Миссис Птица произносит мягко:
— Вам всё равно придётся это делать.
— Вы моя лечить, моя ваша помогать! — подаю я голос с дивана.
— Нет, ты в плену, — возражает мама птенчика.
Оказывается, она просто хотела поговорить со мной. Расспрашивает меня о семье, мне приходится, хоть и неохотно и односложно, но отвечать на её вопросы.
Я жду самого главного, и она его задаёт. С этого момента человек как-то нивелируется в моих глазах. Я вообще всех людей делю на тех, кто спросил об этом, и тех, у кого хватило такта молчать. Естественно, о том, откуда у меня такое замечательное украшение на лице.
— Отчим, — отвечаю я.
— Прости, — извиняется, — я бы никогда… но сын стесняется у тебя спросить.
Вот как. Не думаю, что он подослал маму. Скорее всего, его просто замучали вопросами обо мне и вынудили выдать. Стесняется. Ну надо же. Хотя я ловлю себя на мысли, что если бы тогда, в больнице, когда дотронулся до моего шрама, он бы спросил, я бы ответил без всяких проволочек, не задумываясь. Потому что птенчик — это птенчик, он спросил бы из чистого любопытства, а не из праздного интереса к чужому уродству.
— Он не болит? — миссис Птица, кажется, искренне заинтересована.
— Ему года три. Он давно не болит, — чуть улыбаюсь, помня о том, как это странно выглядит.
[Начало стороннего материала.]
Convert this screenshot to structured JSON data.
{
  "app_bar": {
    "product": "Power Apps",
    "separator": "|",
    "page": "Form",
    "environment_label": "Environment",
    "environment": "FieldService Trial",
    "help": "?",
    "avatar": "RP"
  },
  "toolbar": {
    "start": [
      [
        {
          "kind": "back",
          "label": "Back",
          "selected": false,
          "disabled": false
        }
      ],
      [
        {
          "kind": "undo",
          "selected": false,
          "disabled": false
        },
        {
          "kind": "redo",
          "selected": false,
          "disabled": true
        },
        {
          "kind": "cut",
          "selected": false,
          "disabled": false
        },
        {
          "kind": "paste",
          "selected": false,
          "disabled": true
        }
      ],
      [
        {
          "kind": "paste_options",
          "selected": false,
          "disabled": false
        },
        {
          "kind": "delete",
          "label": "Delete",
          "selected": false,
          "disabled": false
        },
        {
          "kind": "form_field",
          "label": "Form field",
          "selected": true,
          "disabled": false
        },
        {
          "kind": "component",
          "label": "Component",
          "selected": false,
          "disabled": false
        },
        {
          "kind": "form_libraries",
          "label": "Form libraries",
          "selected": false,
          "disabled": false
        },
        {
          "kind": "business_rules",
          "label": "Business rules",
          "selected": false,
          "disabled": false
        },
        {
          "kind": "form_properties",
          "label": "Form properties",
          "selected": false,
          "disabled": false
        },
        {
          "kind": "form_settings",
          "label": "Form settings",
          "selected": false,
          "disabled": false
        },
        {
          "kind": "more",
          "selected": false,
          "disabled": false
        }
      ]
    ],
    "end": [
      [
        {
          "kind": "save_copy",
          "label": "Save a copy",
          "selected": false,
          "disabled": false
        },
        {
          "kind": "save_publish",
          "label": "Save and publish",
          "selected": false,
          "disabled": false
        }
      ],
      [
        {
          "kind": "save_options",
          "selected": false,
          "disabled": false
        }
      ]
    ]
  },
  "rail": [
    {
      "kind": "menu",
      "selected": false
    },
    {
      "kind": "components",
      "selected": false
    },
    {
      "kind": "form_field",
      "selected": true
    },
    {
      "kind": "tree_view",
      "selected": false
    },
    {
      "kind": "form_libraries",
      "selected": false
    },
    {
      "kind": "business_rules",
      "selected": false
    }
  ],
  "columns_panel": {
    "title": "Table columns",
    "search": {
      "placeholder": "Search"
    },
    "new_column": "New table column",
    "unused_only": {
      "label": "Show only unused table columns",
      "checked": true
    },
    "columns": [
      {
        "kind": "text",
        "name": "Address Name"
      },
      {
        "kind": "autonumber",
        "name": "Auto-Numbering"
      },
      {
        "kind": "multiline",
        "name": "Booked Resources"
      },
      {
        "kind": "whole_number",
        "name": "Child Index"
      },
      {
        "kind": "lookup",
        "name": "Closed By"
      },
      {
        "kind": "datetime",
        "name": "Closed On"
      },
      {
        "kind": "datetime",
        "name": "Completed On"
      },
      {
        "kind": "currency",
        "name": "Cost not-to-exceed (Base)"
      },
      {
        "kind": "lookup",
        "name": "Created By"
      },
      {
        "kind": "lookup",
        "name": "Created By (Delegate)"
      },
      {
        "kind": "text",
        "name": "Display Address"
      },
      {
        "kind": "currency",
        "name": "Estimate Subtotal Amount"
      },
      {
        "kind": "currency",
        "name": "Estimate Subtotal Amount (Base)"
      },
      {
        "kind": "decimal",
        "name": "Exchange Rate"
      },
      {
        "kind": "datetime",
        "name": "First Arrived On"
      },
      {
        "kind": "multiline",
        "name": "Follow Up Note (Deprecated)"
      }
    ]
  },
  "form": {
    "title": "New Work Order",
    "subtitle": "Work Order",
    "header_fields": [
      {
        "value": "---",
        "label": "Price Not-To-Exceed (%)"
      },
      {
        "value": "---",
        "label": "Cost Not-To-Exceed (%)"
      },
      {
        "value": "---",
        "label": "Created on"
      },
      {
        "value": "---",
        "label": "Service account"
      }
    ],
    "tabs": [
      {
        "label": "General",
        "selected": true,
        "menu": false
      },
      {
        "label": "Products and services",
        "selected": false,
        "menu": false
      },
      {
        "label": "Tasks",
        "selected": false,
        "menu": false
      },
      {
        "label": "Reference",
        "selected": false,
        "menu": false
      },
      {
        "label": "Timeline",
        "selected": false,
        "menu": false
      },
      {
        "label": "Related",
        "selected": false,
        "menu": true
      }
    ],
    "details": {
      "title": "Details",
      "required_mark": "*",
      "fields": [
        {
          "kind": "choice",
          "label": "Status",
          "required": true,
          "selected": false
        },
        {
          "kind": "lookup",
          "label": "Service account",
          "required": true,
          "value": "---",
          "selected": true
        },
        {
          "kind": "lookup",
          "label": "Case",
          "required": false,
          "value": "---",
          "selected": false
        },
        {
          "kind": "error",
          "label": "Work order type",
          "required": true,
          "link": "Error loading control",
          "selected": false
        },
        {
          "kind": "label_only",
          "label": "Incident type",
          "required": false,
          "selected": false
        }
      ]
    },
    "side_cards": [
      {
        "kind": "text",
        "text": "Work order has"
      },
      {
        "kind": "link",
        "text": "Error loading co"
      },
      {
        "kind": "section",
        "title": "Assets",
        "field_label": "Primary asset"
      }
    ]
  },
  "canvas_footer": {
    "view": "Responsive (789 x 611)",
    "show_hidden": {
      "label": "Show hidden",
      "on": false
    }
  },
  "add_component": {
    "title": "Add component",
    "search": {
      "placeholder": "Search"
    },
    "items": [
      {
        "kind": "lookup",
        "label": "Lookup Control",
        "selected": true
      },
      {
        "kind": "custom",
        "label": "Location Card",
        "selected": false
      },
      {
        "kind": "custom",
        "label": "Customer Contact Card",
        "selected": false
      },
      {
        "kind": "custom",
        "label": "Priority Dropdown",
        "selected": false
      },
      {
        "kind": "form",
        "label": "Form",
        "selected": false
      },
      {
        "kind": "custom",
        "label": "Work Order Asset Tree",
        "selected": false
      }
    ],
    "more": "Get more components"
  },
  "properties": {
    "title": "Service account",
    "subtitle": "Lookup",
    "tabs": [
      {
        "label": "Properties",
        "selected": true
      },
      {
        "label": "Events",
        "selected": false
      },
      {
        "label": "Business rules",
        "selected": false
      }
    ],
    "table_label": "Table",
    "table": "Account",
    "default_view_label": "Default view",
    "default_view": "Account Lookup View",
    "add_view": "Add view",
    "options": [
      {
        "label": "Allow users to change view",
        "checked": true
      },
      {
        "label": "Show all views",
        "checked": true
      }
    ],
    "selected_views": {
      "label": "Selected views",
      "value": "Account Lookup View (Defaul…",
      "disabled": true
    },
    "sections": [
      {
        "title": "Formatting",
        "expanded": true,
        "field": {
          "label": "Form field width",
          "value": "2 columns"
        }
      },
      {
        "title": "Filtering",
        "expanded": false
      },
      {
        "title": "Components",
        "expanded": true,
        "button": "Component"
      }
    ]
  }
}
В то, что он никогда не болел — никто не поверит, сочтут пустым бахвальством.
— А что же… пластическая хирургия?
— Дорого, — отвечаю, и тут же поправляюсь, чтобы она не подумала, что я жмот: — да и результат может оказаться хуже. Я же не девушка, переживу как-нибудь. Если ко мне привыкнуть, я не страшный.
— Ну что вы… то есть, что ты… — женщина нервно сцепляет руки на коленях.
— Миссис, я прекрасно осознаю, какой я, — обнимая подушку и разговаривая, глядя снизу-вверх, я, тем не менее, уверен в себе, — не каждый захочет со мной общаться.
— Но ты же хороший человек! — возражает.
— Это ещё понять надо. А чтобы понять, нужно ко мне хотя бы подойти, поговорить. Смелость нужна.
Женщина беспомощно открывает рот и снова его закрывает. Ей нечего возразить. Так лучше. Никакое лицемерное сочувствие не умалит правды.
Появляется очистительница пещер, показывает мне жестом «покурим». Я вопросительно смотрю на хозяйку дома, женщина рассеянно кивает. Вручаю ей подушку, которую она неосознанно прижимает к груди.